Amur falcons
Amur falcon

Manipur Pledges To Protect Amur Falcon

October 14, 2019

An Amur falcon named Manipur was shot dead on November 2018 and its partner Tamenglong was last spotted in Zambia.

The birds were named so by Tamengling district magistrate (DM) Armstrong Pame who has a knack for naming birds after places.

Locally known as Akhuaipuina, the Amur falcon is a migratory bird that travels thousands of kilometres from China to Africa.

It makes a halt of 45 days in the Northeast for roosting and colonising as the climatic condition here is favourable.

A locally found insect also attracts the birds since they get sufficient protein for continuing their flight to Africa.

"I have taken a pledge to protect each and every Amur falcon which will arrive here in Manipur this year," reported News 18 quoting Pame.

"I was heartbroken when I got to know that my friend from China was shot dead in my state," he further said adding that it left him and many others "disturbed".

Putting a ban on hunting of the birds, Pame asked the residents of 29 villages to deposit their shooting arms (air guns etc) by October 25.

He informed that the guns will be returned only when the birds leave for the second leg of their journey to Africa, or after November 30.

"An awareness campaign in the villages has also been initiated and the response is very good," he added.

He also issued a letter to the villagers, in which he said the hunting/killing/destruction of wildlife in punishable.

He said even if one kills the migratory birds Amur falcon (Falco amurensis) in any way for food or possession or otherwise will be a punishable offence.

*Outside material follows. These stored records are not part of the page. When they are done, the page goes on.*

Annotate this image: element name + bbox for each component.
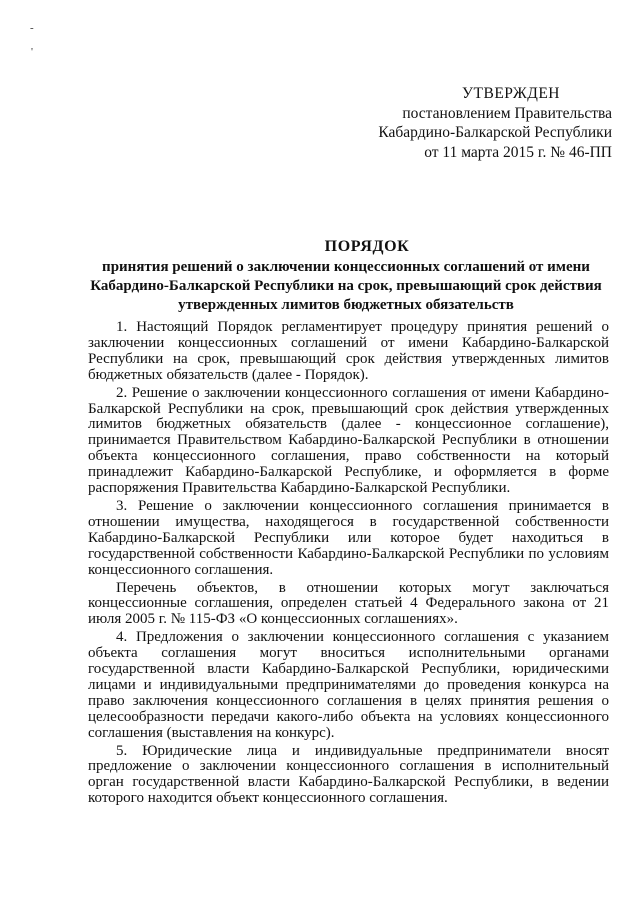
- page-mark: -: [30, 22, 34, 34]
- document-title: ПОРЯДОК: [324, 238, 410, 255]
- paragraph: Перечень объектов, в отношении которых могут заключаться концессионные соглашения, определен статьей 4 Федерального закона от 21 июля 2005 г. № 115-ФЗ «О концессионных соглашениях».: [88, 579, 609, 628]
- document-body: [88, 320, 609, 809]
- document-heading: [86, 237, 606, 314]
- approval-line: постановлением Правительства: [402, 104, 612, 122]
- approval-heading: УТВЕРЖДЕН: [462, 85, 560, 102]
- paragraph: 5. Юридические лица и индивидуальные предприниматели вносят предложение о заключении концессионного соглашения в исполнительный орган государственной власти Кабардино-Балкарской Республики, в ведении которого находится объект концессионного соглашения.: [88, 742, 609, 807]
- paragraph: 2. Решение о заключении концессионного соглашения от имени Кабардино-Балкарской Республики на срок, превышающий срок действия утвержденных лимитов бюджетных обязательств (далее - концессионное соглашение), принимается Правительством Кабардино-Балкарской Республики в отношении объекта концессионного соглашения, право собственности на который принадлежит Кабардино-Балкарской Республике, и оформляется в форме распоряжения Правительства Кабардино-Балкарской Республики.: [88, 384, 609, 497]
- paragraph: 1. Настоящий Порядок регламентирует процедуру принятия решений о заключении концессионных соглашений от имени Кабардино-Балкарской Республики на срок, превышающий срок действия утвержденных лимитов бюджетных обязательств (далее - Порядок).: [88, 319, 609, 383]
- page-mark: ': [31, 46, 33, 58]
- document-subtitle: принятия решений о заключении концессионных соглашений от имени Кабардино-Балкарской Республики на срок, превышающий срок действия утвержденных лимитов бюджетных обязательств: [90, 259, 602, 313]
- paragraph: 3. Решение о заключении концессионного соглашения принимается в отношении имущества, находящегося в государственной собственности Кабардино-Балкарской Республики или которое будет находиться в государственной собственности Кабардино-Балкарской Республики по условиям концессионного соглашения.: [88, 497, 609, 578]
- paragraph: 4. Предложения о заключении концессионного соглашения с указанием объекта соглашения могут вноситься исполнительными органами государственной власти Кабардино-Балкарской Республики, юридическими лицами и индивидуальными предпринимателями до проведения конкурса на право заключения концессионного соглашения в целях принятия решения о целесообразности передачи какого-либо объекта на условиях концессионного соглашения (выставления на конкурс).: [88, 629, 609, 741]
- approval-stamp: [342, 84, 612, 162]
- approval-line: от 11 марта 2015 г. № 46-ПП: [424, 143, 612, 161]
- approval-line: Кабардино-Балкарской Республики: [378, 124, 612, 141]
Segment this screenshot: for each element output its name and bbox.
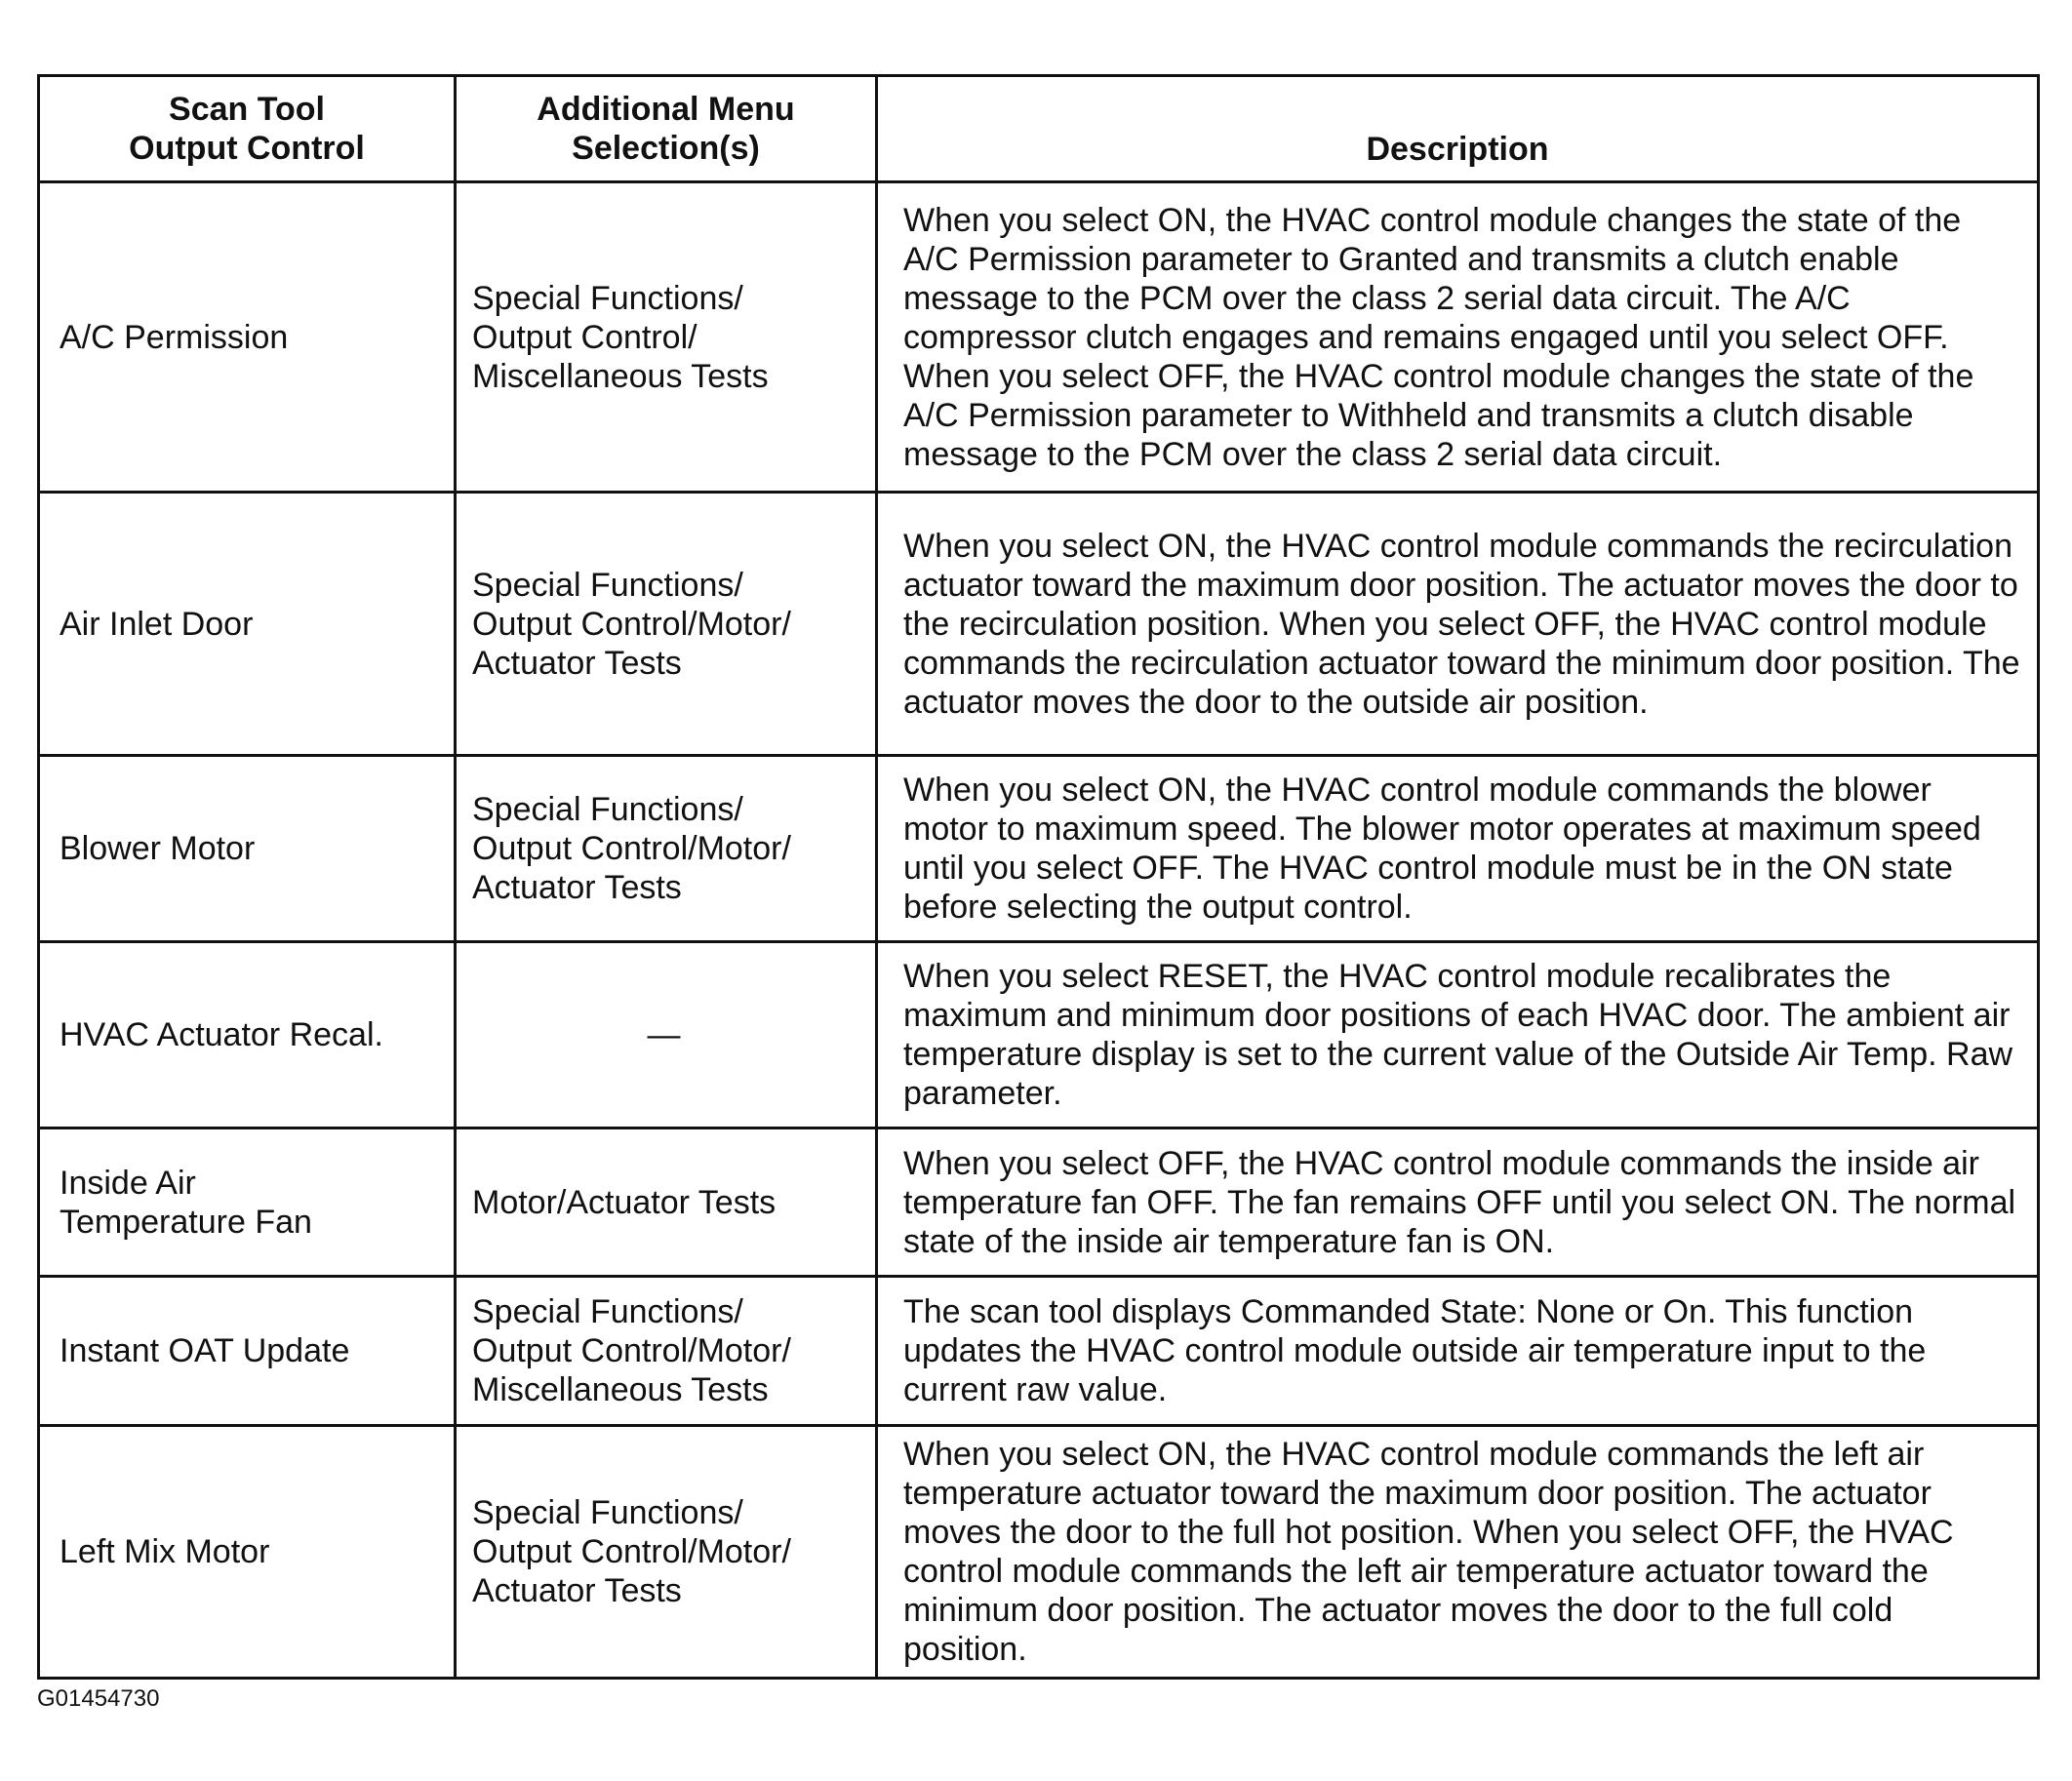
cell-output-control-line: HVAC Actuator Recal. [60, 1016, 383, 1053]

"The offenders will be punished under section 50 and 51 of the Wildlife Protection Act 1972," Pame added in the letter.

"There is a total ban on hunting, catching, killing and selling of Amur falcon by anyone in the district with immediate effect," he added.

DFO Arun RS infomred that the forest department has planned to tag five more falcons this year.

A name keeping competition will also be organised for naming the five birds.

"We are emotionally connected to our winged guests. When they leave, we actually miss them," the DFO added.